I've turned into a huge snob (while still not trying to obey some arbitrary and self-constructed standard for "artfulness"), and it's worse because I feel justified in doing so! Where's the celebration of what we love, the dialogues and perspectives about what has been achieved, the nuance that everybody seems to demand for serious things that often don't deserve grace, the unabashed shilling of one's wares crafted from a tangible messy human perspective and enthusiasm?

I'm no patron of the arts, nor a historian. I love Pseudoregalia because it's janky and neurotic and hypercompetent, and I also kind of like Sybil's butt! I sing the praises of Super Mario 64 because it was the first game to give me some mild form of post-finale depression as a child, and because Mario goes, "ya-wah-yahoo!" I'm a philosopher, I'm a believer, and I'm a clown.

I write like this now, and I don't know if that's okay!

(oh god there's still a second part)

I heard about the Dragon's Dogma 2 DLC and immediately got upset over it and wrote it off as corporate corruption of someone else's favorite thing that I was now glad I never tried to understand. I suck! I'm part of the problem! I want to reduce something I don't know to its bare components when I get a whiff of something I don't like. I want to endlessly excoriate AAA business practices without having much of an actual stake in the thing. I want to remind people that games are made by people with their own ideas, feelings, and experiences who set out to bring beautiful things into being, and I disregard the value of those high-fidelity behemoths with massive cultural gravity.
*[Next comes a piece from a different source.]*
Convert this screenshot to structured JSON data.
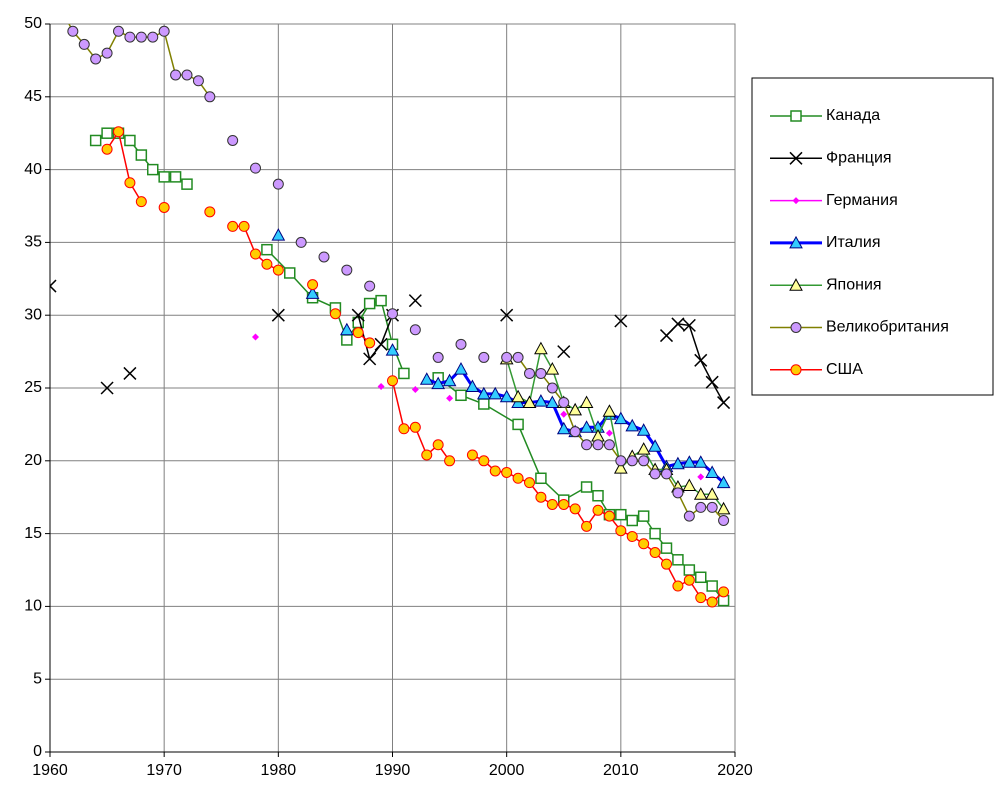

I refuse to say that From Software are the "good ones", but I sure do think they are, and dread the day when some really nasty shit breaks about the studio's culture!

This feels like hell!

This is 100% why I've stopped using bluesky/mastodon to engage in any conversation about games. We talk about how SEO killed games media but we don't talk about how engagement chasing killed social discourse

I don't know if I represent the majority as a terminally online autistic young-adult male, but the outrage mill on microtransactions is for me about sifting through the flood of games. As time goes on, I'm starting to realize that playing even every good game is an impossible feet for me (who prefers to read manga than play games).

Part of the issue is that games are art, and that means any time you find a reason not to play a game you need to ask yourself "is this just me being closed-minded". Even without that though, there are just too many great games coming out. Q4 2023 had Alan Wake 2, In Stars and Time, Ghostland Yard, Lunacid, Talos Principle 2, Thirsty Suitors, Jusant, not to mention a tonne of demos. Plus I'd need to gamble on a few less remarkable ones because it's the ones I discover for myself that I end up loving the most.

If deciding based on artistic merit is a rabbit hole that'd take almost as long as playing the game while also spoiling it for you, and playing everything is unreasonable from a time standpoint, then all we're left with is whether the people who would receive our money are more evil than average.